And you know, we almost missed it. I was expecting, you know, something that looked like the shuttle going up, or virtually any rocket I've seen in the movies; a needle rising at the top of a column of fire and smoke, a line of smoke linking the distant rocket to its launchpad out of sight below. We didn't see it. I spotted what looked like an airplane, oddly reddish-orange and trailing a quickly-dissipating stub of a contrail. I dismissed it and looked away. Then Chris cussed, saying "Oh, f___, it's the rocket!" And indeed, it was; it had caught his eye by producing a true contrail as it passed through some appropriate layer of sky. As it rose higher, it stopped leaving the trail. What I'd seen was the exhaust fire itself.

Through binoculars, it shown a rising white needle, with a double feather of fire behind, one feather ahead of and outside of the other. They were reddish-orange, the same color that iron filings burn, if you drop them in a Bunsen burner flame. We watched the rocket for eons of seconds and it was totally silent, rising. It looked like it was moving horizontally across the sky, but it was really rising, probably vertically, or almost so, and as it approached the center of the sky, the zenith, it foreshortened until I could hardly see the rocket at all, only the glow of its fire at the back. And then it vanished. It had shrunk to a point, but it did not shrink smaller, it just went out, like a light. I had my binoculars on it when it did it, and I didn't lose it, it was in the middle of my field of vision. It just vanished. The sound had just reached us, a low, roaring growl, a huge sound.

That sound went on for several minutes, longer than we thought it would. Eventually it, too, vanished, and we continued our walk.

Later, we looked it up online and learned that the rocket's first-stage burn had lasted four minutes and that it had started to power down fairly abruptly at about  three minutes--on the video we saw online, filmed by a camera actually on the rocket itself, the red fire largely went out at that point, the exhaust turning clear grey, except for occasional flares. I'm not sure, but we could have watched it for a few minutes. Accounting for the time it was in flight before we saw it, it's possible what I saw when it vanished was the engine powering down. It's possible we heard all four minutes of sound. And the thing is, when that video showed the engine start to power down, the sky from the rocket's position appeared black, and the Earth curved below. Is is possible I heard a sound from the doorway of space? from the last possible moment before sound itself stopped in the air thin to vanishing?

I'm not a big fan of aerospace. It's not my kind of science, and except for communications and scientific satellites (pointed at Earth) and the search for potentially dangerous asteroids, I regard the space program as a waste of resources. And noise pollution, apparently, as it was astoundingly loud.

But that rocket sure was pretty.

Monday, April 22, 2013

Endurance

Hi, there,

I assume that you and yours are ok after this remarkable week, as I have not heard otherwise. I have not asked, because if something was wrong you would be too busy dealing with it  to respond. But I have been thinking about you.

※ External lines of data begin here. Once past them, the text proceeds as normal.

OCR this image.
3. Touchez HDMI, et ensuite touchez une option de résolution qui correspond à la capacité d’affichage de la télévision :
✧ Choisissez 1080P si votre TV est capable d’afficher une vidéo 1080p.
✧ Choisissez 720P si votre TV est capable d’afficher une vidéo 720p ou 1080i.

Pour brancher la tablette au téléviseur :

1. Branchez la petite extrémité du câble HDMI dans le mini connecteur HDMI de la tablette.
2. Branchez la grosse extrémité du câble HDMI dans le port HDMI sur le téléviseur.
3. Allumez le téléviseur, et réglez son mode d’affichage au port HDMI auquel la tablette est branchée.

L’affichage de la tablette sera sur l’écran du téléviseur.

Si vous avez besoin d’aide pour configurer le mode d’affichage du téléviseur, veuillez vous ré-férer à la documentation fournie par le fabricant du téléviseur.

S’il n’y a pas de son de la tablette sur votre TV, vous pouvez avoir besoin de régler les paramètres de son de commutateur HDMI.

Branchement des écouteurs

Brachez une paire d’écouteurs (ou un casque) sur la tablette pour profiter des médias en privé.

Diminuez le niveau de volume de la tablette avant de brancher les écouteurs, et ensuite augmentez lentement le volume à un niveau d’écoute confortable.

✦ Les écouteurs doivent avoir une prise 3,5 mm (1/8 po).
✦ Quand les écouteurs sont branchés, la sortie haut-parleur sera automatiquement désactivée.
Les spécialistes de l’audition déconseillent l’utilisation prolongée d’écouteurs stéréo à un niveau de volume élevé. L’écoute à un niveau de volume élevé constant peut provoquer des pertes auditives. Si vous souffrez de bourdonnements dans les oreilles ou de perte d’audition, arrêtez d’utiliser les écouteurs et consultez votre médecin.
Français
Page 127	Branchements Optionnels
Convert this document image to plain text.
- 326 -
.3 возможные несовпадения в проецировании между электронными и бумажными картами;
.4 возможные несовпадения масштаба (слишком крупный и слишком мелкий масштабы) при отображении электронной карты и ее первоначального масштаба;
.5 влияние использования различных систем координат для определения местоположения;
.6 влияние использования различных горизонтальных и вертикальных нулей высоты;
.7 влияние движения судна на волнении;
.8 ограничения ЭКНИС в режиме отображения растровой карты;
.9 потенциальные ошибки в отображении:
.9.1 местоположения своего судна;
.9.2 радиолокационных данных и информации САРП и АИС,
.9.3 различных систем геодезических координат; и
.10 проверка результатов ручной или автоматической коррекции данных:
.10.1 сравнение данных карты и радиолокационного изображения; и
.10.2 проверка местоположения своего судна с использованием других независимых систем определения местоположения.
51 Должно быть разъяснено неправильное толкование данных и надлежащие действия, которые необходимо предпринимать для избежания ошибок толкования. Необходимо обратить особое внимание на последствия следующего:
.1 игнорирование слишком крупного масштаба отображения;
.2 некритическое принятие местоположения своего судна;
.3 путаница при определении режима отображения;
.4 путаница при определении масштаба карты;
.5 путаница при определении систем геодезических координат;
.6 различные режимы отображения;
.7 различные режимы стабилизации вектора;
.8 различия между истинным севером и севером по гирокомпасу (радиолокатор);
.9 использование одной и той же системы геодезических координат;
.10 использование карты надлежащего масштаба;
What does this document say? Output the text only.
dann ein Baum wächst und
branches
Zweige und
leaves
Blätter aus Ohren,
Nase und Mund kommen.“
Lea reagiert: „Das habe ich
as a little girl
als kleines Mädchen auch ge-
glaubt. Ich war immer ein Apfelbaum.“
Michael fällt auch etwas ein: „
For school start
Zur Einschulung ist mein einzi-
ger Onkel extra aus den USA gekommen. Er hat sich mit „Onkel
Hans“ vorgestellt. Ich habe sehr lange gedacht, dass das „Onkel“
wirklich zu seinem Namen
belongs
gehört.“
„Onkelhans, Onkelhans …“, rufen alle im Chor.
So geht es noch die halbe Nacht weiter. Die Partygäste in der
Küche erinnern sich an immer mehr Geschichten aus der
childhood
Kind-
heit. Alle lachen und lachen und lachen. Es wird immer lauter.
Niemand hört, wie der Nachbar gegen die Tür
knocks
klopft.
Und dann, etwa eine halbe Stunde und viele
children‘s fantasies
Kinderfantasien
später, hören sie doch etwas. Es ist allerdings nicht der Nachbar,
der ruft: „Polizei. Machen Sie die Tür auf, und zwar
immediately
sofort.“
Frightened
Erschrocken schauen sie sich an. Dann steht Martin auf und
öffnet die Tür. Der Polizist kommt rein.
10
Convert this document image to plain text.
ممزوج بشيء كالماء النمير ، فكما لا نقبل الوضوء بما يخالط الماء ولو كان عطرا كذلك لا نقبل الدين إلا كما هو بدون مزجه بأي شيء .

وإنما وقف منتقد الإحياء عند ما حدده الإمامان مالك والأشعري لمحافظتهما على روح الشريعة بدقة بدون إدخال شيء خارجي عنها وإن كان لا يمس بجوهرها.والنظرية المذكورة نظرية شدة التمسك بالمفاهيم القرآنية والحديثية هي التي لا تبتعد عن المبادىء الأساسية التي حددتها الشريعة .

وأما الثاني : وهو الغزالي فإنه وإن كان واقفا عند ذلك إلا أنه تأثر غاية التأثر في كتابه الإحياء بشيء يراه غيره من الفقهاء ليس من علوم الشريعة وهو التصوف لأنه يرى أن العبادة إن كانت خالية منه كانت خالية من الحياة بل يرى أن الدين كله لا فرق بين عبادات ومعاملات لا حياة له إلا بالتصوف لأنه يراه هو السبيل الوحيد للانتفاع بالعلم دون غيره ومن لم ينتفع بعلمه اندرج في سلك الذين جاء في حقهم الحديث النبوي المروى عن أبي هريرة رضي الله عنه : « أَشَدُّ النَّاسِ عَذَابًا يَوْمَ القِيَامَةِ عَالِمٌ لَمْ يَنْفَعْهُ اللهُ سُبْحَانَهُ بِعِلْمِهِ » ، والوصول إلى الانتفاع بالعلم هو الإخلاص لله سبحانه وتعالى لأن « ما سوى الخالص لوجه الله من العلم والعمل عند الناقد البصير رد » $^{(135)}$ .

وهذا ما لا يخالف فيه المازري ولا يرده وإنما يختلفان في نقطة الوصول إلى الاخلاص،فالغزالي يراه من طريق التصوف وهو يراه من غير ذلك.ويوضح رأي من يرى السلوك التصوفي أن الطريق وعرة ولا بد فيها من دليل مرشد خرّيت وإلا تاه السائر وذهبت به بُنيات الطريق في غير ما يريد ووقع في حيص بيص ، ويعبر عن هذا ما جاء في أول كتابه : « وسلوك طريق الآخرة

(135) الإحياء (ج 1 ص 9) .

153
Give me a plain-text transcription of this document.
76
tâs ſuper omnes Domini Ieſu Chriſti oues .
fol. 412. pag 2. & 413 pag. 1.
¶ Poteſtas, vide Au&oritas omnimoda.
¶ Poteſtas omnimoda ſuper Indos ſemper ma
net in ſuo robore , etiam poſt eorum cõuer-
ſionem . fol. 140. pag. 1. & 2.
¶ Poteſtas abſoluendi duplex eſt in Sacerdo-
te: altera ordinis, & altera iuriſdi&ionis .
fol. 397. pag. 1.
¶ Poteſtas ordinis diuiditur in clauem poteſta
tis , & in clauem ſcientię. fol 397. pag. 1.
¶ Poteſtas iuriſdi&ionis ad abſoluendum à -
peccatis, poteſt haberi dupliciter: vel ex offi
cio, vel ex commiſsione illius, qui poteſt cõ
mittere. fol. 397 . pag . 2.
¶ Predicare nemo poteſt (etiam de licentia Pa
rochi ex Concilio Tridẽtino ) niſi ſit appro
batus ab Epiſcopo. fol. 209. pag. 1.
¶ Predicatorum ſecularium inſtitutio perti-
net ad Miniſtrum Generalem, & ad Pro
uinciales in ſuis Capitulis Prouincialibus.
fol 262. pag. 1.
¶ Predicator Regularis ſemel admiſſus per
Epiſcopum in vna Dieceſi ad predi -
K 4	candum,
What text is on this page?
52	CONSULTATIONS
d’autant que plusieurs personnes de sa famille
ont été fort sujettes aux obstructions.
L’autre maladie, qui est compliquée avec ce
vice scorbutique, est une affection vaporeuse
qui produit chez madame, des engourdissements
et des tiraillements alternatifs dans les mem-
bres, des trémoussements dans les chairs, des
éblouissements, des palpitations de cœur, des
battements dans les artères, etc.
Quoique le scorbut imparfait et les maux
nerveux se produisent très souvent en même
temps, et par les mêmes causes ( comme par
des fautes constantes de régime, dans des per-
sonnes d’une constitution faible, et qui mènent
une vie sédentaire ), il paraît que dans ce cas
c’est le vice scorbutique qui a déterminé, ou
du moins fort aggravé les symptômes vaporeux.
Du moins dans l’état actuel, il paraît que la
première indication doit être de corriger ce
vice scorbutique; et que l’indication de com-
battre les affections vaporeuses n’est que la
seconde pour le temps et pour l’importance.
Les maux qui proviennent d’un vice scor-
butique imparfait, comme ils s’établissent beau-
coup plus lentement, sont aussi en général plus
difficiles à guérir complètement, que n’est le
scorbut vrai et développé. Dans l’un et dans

What a week; political debates, explosions in both Boston and West, Texas, a massive manhunt, and today a rocket launch not far from my house. At least the rocket was both peaceful and intentional. This week I have joined in the national ritual of obsessively watching the news, as though watching something happen was the same thing as doing something about it, a kind of mass secular prayer.

What can I say, other than what I have already said, which is that I'm glad you apparently have not been blown up? I could say the expected things, but other people already have. And anyway, I don't feel the expected things. I never do at times like this. I don't feel a sudden flush of vulnerability. I'm always surprised, but not shocked, when violence erupts in some unexpected place. I mean, why shouldn't it happen here, beyond the fact that it shouldn't happen anywhere? I'm not overwhelmed by grief or sadness, either. I'm not angry. I'm mostly just solemn and alert, conscious that what is happening is a Big Deal.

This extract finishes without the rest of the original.